The Key To All Other Attributes

I have often sought out Christlike attributes.  Christlike attributes are attributes we seek to develop that were shown by our Savior Jesus Christ.  Charity, Hope, Faith, Diligence, and Patience are a few among others.  In my experience as a missionary and in my continued efforts to seek to develop these attributes, I've learned a few things that I would like to share with you.

My first companion in the mission field was Elder Maka Tuihalamaka, not only large in stature but a spiritual giant.  The fist thing I ever heard him say was; "Humility goes a long way."  That lead to my conclusion that humility is key to all other Christlike attributes.

Further study into the humility taught me that gratitude is the key to obtaining humility.  Therefore, gratitude falls as a foundation for all other desirable attributes.  I've found that when I'm conscious about what I am grateful for-and I express my gratitude-then it is easier to walk with the spirit of humility.

In this time of Thanksgiving, let us express our gratitude to those around us and thereby lay the foundation to attaining other attributes we seek for.  I promise the spirit of the Lord will strive with us as we do all we can to follow Jesus Christ.

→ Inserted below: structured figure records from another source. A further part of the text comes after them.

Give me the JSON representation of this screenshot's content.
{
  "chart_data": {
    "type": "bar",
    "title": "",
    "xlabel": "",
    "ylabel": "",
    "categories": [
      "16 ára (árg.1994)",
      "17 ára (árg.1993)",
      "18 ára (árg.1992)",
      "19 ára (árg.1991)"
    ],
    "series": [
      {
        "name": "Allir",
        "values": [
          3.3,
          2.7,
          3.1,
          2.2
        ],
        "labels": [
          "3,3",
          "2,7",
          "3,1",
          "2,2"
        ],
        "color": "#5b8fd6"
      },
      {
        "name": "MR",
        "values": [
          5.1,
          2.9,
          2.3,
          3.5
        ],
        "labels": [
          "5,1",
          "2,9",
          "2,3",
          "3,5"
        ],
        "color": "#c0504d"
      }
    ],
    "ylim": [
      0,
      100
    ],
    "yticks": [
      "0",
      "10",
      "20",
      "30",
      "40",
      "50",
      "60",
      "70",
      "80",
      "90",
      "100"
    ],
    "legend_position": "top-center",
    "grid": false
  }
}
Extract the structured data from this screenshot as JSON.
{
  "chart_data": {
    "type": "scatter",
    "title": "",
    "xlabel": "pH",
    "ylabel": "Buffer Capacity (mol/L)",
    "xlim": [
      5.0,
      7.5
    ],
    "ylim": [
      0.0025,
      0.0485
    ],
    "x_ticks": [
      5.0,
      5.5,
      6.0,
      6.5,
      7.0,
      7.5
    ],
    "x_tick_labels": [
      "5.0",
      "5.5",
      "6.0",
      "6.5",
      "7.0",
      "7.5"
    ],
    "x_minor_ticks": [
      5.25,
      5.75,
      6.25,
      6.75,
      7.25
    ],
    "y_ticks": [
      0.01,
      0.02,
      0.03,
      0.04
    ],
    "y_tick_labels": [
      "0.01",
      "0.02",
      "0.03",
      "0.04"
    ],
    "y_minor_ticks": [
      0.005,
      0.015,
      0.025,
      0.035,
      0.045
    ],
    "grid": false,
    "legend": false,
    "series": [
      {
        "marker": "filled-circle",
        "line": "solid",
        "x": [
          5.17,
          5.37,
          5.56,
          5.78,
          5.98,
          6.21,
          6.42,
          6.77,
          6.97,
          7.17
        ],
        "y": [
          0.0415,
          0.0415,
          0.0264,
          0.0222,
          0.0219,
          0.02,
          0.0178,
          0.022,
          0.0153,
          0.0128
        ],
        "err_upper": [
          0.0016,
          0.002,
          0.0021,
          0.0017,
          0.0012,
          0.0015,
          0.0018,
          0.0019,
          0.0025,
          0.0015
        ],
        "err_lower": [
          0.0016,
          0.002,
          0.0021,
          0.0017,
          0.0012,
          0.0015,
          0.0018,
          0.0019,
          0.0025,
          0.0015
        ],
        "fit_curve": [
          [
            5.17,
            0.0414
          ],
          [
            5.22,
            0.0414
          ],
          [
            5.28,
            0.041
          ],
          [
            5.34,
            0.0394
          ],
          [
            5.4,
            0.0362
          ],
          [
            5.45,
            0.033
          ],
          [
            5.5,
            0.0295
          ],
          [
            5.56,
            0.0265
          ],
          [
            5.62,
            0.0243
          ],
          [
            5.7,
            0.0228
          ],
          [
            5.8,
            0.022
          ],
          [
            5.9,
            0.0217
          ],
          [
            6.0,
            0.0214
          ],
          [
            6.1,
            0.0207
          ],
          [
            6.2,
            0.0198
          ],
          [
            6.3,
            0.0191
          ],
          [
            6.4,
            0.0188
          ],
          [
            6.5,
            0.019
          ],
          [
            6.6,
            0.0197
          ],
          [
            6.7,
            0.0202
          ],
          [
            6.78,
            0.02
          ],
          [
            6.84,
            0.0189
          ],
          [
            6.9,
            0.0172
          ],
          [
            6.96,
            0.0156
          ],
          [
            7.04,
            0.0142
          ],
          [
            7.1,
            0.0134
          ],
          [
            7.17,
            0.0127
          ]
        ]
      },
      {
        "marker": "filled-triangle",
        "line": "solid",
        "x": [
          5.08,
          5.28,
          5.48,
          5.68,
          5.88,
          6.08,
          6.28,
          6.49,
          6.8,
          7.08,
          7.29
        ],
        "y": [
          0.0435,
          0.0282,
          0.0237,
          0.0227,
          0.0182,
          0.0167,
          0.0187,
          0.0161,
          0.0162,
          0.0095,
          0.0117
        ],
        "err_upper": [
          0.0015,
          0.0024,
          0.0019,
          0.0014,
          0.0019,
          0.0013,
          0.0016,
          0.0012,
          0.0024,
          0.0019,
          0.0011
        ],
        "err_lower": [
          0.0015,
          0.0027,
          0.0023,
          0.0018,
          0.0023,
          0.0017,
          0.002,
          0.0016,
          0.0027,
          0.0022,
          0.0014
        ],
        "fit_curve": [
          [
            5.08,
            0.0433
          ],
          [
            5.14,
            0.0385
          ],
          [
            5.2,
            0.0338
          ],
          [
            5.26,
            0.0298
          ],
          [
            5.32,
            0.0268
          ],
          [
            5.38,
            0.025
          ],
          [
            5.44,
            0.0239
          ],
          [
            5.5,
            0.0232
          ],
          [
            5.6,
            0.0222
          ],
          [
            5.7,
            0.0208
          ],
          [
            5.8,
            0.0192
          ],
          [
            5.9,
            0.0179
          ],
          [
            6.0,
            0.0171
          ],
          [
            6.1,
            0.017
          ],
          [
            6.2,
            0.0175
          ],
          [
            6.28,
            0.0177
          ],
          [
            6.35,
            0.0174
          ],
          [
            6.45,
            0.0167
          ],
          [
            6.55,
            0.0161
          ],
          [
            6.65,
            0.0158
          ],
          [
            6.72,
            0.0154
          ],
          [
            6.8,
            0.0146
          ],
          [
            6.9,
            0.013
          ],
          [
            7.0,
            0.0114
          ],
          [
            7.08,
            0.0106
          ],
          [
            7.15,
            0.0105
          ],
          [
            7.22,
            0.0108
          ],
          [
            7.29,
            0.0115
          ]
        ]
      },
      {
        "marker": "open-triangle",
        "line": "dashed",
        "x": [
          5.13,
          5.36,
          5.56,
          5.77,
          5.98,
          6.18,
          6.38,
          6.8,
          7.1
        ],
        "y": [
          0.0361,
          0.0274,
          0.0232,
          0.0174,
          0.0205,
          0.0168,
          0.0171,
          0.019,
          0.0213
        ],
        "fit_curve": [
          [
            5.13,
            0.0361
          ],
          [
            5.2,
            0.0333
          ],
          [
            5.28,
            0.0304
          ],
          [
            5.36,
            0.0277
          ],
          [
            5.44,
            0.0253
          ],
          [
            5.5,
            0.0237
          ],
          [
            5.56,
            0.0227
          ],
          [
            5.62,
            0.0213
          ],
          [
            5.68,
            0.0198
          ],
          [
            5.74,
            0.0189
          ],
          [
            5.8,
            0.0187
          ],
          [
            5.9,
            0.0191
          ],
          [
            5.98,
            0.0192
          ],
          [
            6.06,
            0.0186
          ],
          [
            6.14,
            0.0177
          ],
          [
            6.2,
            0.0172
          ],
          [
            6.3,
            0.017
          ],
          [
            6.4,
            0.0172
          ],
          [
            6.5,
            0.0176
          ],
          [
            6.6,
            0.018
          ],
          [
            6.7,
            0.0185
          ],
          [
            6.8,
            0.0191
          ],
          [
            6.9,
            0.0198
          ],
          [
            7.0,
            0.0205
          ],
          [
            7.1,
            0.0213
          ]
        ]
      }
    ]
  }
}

Ponder this question- Who may I express gratitude towards and how should I do it?

Saturday, November 12, 2011

This past General Conference of The Church of Jesus Christ of Latter-Day Saints, President Thomas S. Monson gave the solemn charge; "Dare to Stand Alone."  I will quote an article he shared.

"I share with you just a portion of this very telling article:
“The interviewers asked open-ended questions about right and wrong, moral dilemmas and the meaning of life. In the rambling answers, … you see the young people groping to say anything sensible on these matters. But they just don’t have the categories or vocabulary to do so.
“When asked to describe a moral dilemma they had faced, two-thirds of the young people either couldn’t answer the question or described problems that are not moral at all, like whether they could afford to rent a certain apartment or whether they had enough quarters to feed the meter at a parking spot.”
The article continues:
“The default position, which most of them came back to again and again, is that moral choices are just a matter of individual taste. ‘It’s personal,’ the respondents typically said. ‘It’s up to the individual. Who am I to say?’
“Rejecting blind deference to authority, many of the young people have gone off to the other extreme [saying]: ‘I would do what I thought made me happy or how I felt. I have no other way of knowing what to do but how I internally feel.’”
Those who conducted the interviews emphasized that the majority of the young people with whom they spoke had “not been given the resources—by schools, institutions [or] families—to cultivate their moral intuitions."

I echo the voice of our living prophet who said, "The laws of God have not changed. They will not change.  Our code of conduct is definitive not negotiable."

I invite all to learn of those laws by a study of the scriptures including the Bible and Book of Mormon and also by heeding the living prophets warning voice.  Living the standards God has established is key to peace in this life, and eternal life in the life to come.  I know the fullness of the everlasting gospel has in fact been restored to the earth through a living prophet.  I testify that "This gospel is salvation, and without it there is nothing worth having."